Enterprise machine learning within business organizations is all set to double by this year while smartphone usage is set to grow with sales reaching 1.85 billion per year by 2023, a new study has found.
According to Deloitte Global’s Technology, Media and Telecommunications Predictions, business organizations will likely double their use of machine learning technology by the end of 2018 as they seek to ramp up productivity.
The report noted that the growth in new semiconductor chips will increase the use of machine learning, enabling applications to use less power, and at the same time become more responsive, flexible and capable.
“We see governments in the GCC playing an active role in promoting the adoption of AI and Machine Learning,” said Emmanuel Durou, Partner and Technology, Media and Telecommunications Leader, Deloitte, Middle East. “A case in point being the appointment of the Artificial Intelligence Minister in the U.A.E. combined with ambitious targets around GDP growth and cost reductions linked to Machine Learning.”
Deloitte Global also predicted that live broadcast and events will generate over $545 billion in direct revenues in 2018. Despite consumers’ capability to consume content on demand or attend events remotely, live consumption is thriving. In many cases, live performances have been made more productive and profitable by digital channels.
Indicating an increasing willingness from consumers to pay for digital content, Deloitte Global forecasted that 50% of adults in developed countries will have at least two online-only media subscriptions by the end of 2018 while by the end of 2020 the average would have doubled to four.
While as digital channels or platforms thrive, traditional TV viewing by users within the age group of 18- 24 is set to decline by 5-15% per year in the U.S., Canada and the U.K. in 2018 and 2019. However, this rate of decline is similar to the dip witnessed seven years earlier and it is not getting worse. Many factors that distracted young people away from traditional TV, such as smartphones, social media, and video piracy are reaching saturation.
“2018 is a catalyst year for live content in the region. The launch of cinemas in KSA combined with an overall push on live entertainment will boost significantly the contribution of this part of the media segment in the Kingdom with ripple effects across the region. In a similar vein the acquisition of the Saudi League rights by STC is a game changer for digital live content monetization” said Durou.
Another area of growth is the growing adoption of smartphones. By the end of 2023, more than 90% of adults in developed countries are expected to have a smartphone, with ownership among those aged between 55 and 75 reaching 85%. Deloitte Global predicts that owners will interact with their phones on average 65 times per day in 2023, a 20% increase in 2018.
At the same time, Deloitte Global predicts 45% of global adult smartphone users- including 65% of those between 18-24 years- will concerned that they are using their phones excessively for certain activities and may in turn try to limit their usage in 2018.
“Historically, Middle East consumers have always shown advanced utilization patterns of mobile. Currently, in Saudi Arabia, 68% of people use their phone within the first five minutes after waking up, almost double the proportion of users that do so globally. However, aside from social etiquette, we see regional governments involved in curbing the negative impact of smartphone addiction,” said Durou.
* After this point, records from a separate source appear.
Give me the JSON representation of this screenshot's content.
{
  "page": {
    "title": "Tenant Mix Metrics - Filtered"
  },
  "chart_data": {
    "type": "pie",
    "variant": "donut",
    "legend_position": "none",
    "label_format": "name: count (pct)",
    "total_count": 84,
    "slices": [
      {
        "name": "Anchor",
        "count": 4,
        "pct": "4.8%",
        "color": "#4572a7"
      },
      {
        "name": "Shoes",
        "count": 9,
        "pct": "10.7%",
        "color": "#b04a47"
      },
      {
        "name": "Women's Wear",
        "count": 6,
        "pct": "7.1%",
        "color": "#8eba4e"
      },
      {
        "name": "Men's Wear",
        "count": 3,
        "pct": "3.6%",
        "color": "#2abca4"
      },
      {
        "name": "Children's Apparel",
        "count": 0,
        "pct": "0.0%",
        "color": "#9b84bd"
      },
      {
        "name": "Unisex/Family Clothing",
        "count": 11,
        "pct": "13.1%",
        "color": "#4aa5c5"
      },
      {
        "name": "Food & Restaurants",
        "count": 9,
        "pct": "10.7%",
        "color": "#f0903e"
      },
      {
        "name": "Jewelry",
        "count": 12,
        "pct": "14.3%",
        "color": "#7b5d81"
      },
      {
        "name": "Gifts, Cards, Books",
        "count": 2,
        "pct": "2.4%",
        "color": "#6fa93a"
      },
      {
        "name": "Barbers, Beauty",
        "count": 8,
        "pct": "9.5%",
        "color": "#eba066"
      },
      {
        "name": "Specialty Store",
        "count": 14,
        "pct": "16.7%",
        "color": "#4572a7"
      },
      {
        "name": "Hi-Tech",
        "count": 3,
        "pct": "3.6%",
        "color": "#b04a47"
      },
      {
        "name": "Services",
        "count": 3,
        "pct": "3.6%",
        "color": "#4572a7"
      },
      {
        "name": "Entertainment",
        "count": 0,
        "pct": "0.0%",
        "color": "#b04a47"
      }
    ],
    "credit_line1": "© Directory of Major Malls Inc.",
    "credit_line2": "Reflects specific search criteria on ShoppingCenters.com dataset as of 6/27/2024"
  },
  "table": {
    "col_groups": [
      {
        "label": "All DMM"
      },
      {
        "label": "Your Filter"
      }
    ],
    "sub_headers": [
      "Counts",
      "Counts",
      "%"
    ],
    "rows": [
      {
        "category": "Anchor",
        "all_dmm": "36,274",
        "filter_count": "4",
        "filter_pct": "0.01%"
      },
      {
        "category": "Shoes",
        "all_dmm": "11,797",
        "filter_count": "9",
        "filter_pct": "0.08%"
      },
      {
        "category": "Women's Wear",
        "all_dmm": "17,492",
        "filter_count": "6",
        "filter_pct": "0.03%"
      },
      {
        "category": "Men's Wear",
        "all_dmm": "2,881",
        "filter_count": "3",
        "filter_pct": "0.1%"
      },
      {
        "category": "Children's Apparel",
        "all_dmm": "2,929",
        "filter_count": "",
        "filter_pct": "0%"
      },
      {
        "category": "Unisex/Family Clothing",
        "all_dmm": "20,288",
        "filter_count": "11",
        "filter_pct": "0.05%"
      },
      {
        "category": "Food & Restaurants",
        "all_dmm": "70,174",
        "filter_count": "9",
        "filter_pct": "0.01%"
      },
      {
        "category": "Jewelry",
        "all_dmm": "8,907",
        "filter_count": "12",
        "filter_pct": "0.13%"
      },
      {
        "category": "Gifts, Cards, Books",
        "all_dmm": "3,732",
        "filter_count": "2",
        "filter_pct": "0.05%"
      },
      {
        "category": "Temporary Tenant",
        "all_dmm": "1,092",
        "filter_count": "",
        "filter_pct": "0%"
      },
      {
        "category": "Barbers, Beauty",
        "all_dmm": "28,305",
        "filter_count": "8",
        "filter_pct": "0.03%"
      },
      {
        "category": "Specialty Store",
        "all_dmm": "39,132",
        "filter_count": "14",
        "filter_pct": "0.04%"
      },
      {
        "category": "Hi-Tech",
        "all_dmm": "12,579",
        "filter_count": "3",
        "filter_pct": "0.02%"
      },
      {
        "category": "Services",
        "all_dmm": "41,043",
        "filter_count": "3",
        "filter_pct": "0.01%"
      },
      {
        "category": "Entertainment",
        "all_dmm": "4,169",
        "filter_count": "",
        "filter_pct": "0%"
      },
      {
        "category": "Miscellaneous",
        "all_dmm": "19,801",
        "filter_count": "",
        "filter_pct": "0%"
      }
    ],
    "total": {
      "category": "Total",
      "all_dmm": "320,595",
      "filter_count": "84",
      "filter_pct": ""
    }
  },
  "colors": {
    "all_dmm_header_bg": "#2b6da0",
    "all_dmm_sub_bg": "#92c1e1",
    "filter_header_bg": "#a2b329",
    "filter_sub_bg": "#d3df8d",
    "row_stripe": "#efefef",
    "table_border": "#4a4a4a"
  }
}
Over a billion smartphone users will likely create augmented reality (AR) content at least once in 2018, with at least 300 million doing so monthly, and tens of millions weekly, according to Deloitte Global.
In 2018, Deloitte Global forecasts that one fifth of North American homes will get all of their internet data access via cellular mobile networks. There will be significant variations by country though. In Brazil, for example, nearly a third of all homes will be mobile only, but only 10% in some European countries. The differences between geographies are due to a range of technological, economic and demographic factors.